KRYPTON -- "Will To Power" Episode 203 -- Pictured: Emmett J. Scanlan as Lobo -- (Photo by: Steffan Hill/SYFY)

That bounty hunter we mentioned above? It’s Lobo, a.k.a. The Last Czarnian, a.k.a. “Da Main Man,” one of DC Comics’ most popular characters in the 1990s. Created by Keith Giffen in a 1980s issue of Omega Men (a team of alien dissidents we fully expect to show up on Krypton at some point), the character was re-imagined by writer Alan Grant and artist Simon Bisley as a parody of the decade’s “grim-n-gritty” characters in 1991. The parody was such a success, though, that fans soon embraced Lobo for his outrageous antics. And thanks to actor Emmett J. Scanlan, the character is proving popular enough for Syfy to develop a spin-off centered on the meanest Bastich in the galaxy. He also gives the show a more humorous edge it desperately wants to embrace.

But he is only one of the characters Krypton pulls from deep in the library of DC Comics. Characters like Dev-Em (Aaron Pierre) and even Seg-El appeared in comics like Legion of Superheroes, World of Krypton, and Starman. The latter titled even featured time-lost main character Jack Knight meeting Seg’s son Jor-El during a time when their relationship was rocky at best. Meanwhile, Val-El’s fellow resistance leader Jax-Ur (Hannah Waddingham) is another name steeped in DC lore as one of the Kryptonian criminals imprisoned in the Phantom Zone.

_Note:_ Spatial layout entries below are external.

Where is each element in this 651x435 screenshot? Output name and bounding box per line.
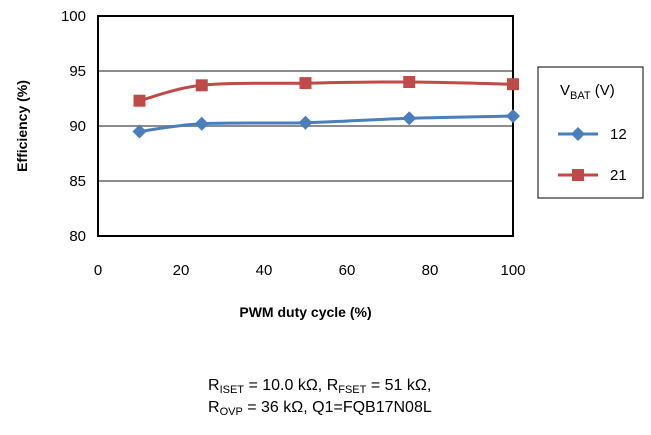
- legend-title-suffix: (V): [591, 82, 615, 99]
- caption-segment: R: [208, 399, 220, 416]
- caption-line-1: RISET = 10.0 kΩ, RFSET = 51 kΩ,: [208, 376, 431, 396]
- y-tick-label-1: 85: [69, 173, 86, 190]
- data-point-21-1: [195, 79, 208, 92]
- y-tick-label-3: 95: [69, 63, 86, 80]
- caption-segment: OVP: [219, 406, 243, 418]
- x-tick-label-0: 0: [94, 262, 102, 279]
- x-tick-labels: 0 20 40 60 80 100: [94, 262, 526, 279]
- x-tick-label-4: 80: [422, 262, 439, 279]
- plot-area: [97, 15, 514, 237]
- caption-segment: ISET: [219, 384, 245, 396]
- legend-entry-21: 21: [558, 167, 627, 184]
- data-point-21-4: [507, 78, 519, 91]
- x-tick-label-2: 40: [256, 262, 273, 279]
- legend-title: VBAT (V): [560, 82, 615, 102]
- y-tick-label-2: 90: [69, 118, 86, 135]
- caption-line-2: ROVP = 36 kΩ, Q1=FQB17N08L: [208, 398, 432, 418]
- y-axis-title: Efficiency (%): [14, 80, 30, 172]
- x-tick-label-1: 20: [173, 262, 190, 279]
- data-point-21-2: [299, 77, 312, 90]
- series-21: [133, 76, 519, 107]
- y-tick-label-0: 80: [69, 228, 86, 245]
- caption-segment: = 10.0 kΩ, R: [244, 377, 339, 394]
- x-tick-label-5: 100: [500, 262, 525, 279]
- caption-segment: = 36 kΩ, Q1=FQB17N08L: [242, 399, 432, 416]
- caption-segment: R: [208, 377, 220, 394]
- legend-label-21: 21: [610, 167, 627, 184]
- data-point-12-2: [298, 115, 313, 130]
- y-tick-labels: 80 85 90 95 100: [61, 8, 86, 245]
- series-line-21: [139, 80, 514, 103]
- legend-title-main: V: [560, 82, 570, 99]
- data-point-21-3: [403, 76, 416, 88]
- legend-marker-12: [571, 127, 585, 141]
- data-point-21-0: [133, 94, 146, 107]
- series-lines: [132, 76, 520, 139]
- legend-entries: 12 21: [558, 126, 627, 184]
- legend-title-sub: BAT: [570, 90, 591, 102]
- data-point-12-0: [132, 124, 147, 139]
- legend: VBAT (V) 12 21: [537, 66, 644, 199]
- legend-label-12: 12: [610, 126, 627, 143]
- x-axis-title: PWM duty cycle (%): [239, 304, 371, 320]
- legend-entry-12: 12: [558, 126, 627, 143]
- caption-segment: = 51 kΩ,: [366, 377, 432, 394]
- caption-segment: FSET: [338, 384, 367, 396]
- series-12: [132, 109, 520, 139]
- y-tick-label-4: 100: [61, 8, 86, 25]
- data-point-12-1: [194, 116, 209, 131]
- x-tick-label-3: 60: [339, 262, 356, 279]
- data-point-12-4: [506, 109, 520, 124]
- legend-marker-21: [572, 169, 584, 181]
- data-point-12-3: [402, 111, 417, 126]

The city states of Kandor, Argo, and even Kryptonopolis all derive from Krypton maps seen in comics over the years, while details like the Jewel Mountains and Krypton’s moon Wegthor point to obscure stories published in 1960s issues of Action Comics and Superman.

Even Doomsday, a character who is anything but obscure, hearkens to the lesser-known 1997 miniseries Superman/Doomsday: Hunter/Prey, in which Superman learns the creature is of Kryptonian origin. Although, on Krypton, the blame for the unstoppable menaces is shared by the Houses of El and Zod, who joined forces to create the killer. His full role in the program’s tale has yet to be revealed, but looks remarkable.

Unlike some of the other shows based on DC Comics characters, Krypton is uniquely suited to feature stranger, space-faring characters like Lobo. At one point in its development, Hawkwoman was meant to be featured before she proved to be one element too many. Perhaps with its wider scope in the second season, the characters will find their way to Thanagar and meet Shayera Hol at last.


5. It Stepped Out of Superman’s Shadow

KRYPTON -- "Light-Years From Home" Episode 201 -- Pictured: (l-r) Ian McElhinney as Val-El, Wallis Day as Nyssa-Vex -- (Photo by: Steffan Hill/SYFY)

(Photo by Steffan Hill/SYFY)

Perhaps the most surprising element of the series is the way it escaped Superman’s shadow. Sure, the series used his cape as a countdown timer and the primary icon of the first season, but in altering the timeline to favor Zod, it also allowed the series to become its own thing. Instead of a tale of Superman’s grandpappy growing up on the mean streets of Kandor, it is a complex epic of competing philosophies for the soul of a planet. It is also the story of two buds trying to get home. We’re also going to assume from developments in Nyssa’s story that it is also about how Jor-El’s mother influenced her iconoclastic son — yeah, we think Kor-Vex is really Jor-El. And now that we’re talking about families, it is also the most deeply realized depiction of the House of Zod to ever grace the screen with three generations facing off and trying to define what they really stand for.

All of it adds up to a series that is far more interesting than a mere Superman prequel. In order to get there, it had to let Superman go (at least a little bit) and, to be honest, the show is better for focusing on the characters and stories it can put on the screen. Now, we are invested in the characters and their immediate plights. Re-establishing the original timeline is nowhere near as interesting as watching Seg and Adam get one over on Lobo or Jayna’s journey back to Kandor.

It all reflects a certain confidence as Krypton evolves away from a Superman prequel into a genuinely interesting science fiction tale that happens to feature DC Comics characters. The fact that it works is the best surprise of all.

Krypton airs Wednesdays at 10 p.m. on Syfy.